Along with educational assistant Courtney Sjodin, Munkholm worked daily with Ryan to find out ways to get him to feel comfortable but also to treat him like any other student.

"I remember the day he started talking, I was on cloud nine. We were able to help him to do that and that was an awesome feeling," she said.

Lester B. Pearson School Saskatoon

A sign at the front entrance of the school says 'welcome' in different languages reflecting the diverse student population. (Kelly Malone/CBC)

The investment in the students and the community is clear, many of the teacher's actually studied in the same rooms when they were young. In the Janson family, the connection is multi-generational as well with multiple family members walking through the hallways over the years. That's why Carla said, while her sons are studying, they will be doing it at Lester B. Pearson School

"We moved in April to a different community but I drive my kids back and forth to school here every day, I don't want to switch them to another school," she said.

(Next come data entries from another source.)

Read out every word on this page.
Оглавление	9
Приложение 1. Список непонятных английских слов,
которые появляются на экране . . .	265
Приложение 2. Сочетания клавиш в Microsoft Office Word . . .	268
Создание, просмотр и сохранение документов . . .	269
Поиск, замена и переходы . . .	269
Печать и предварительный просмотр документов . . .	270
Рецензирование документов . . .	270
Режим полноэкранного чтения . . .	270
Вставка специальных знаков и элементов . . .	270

Carla said as more new Canadians call the neighbourhood home, the school's important role will continue.

Lester B. Pearson School was one of the nominees for CBC's Saskatoon Morning Nominate Your School contest. Over the next few weeks, there will be profiles of some of the great things happening in schools throughout the city.

The winner of the contest was Nutana Collegiate, and Saskatoon Morning will be broadcasting from the school March 22 from 6 a.m. to 8:30 a.m CST.  Everyone is invited to come to the school, have some coffee, take in the show and meet the Saskatoon Morning team.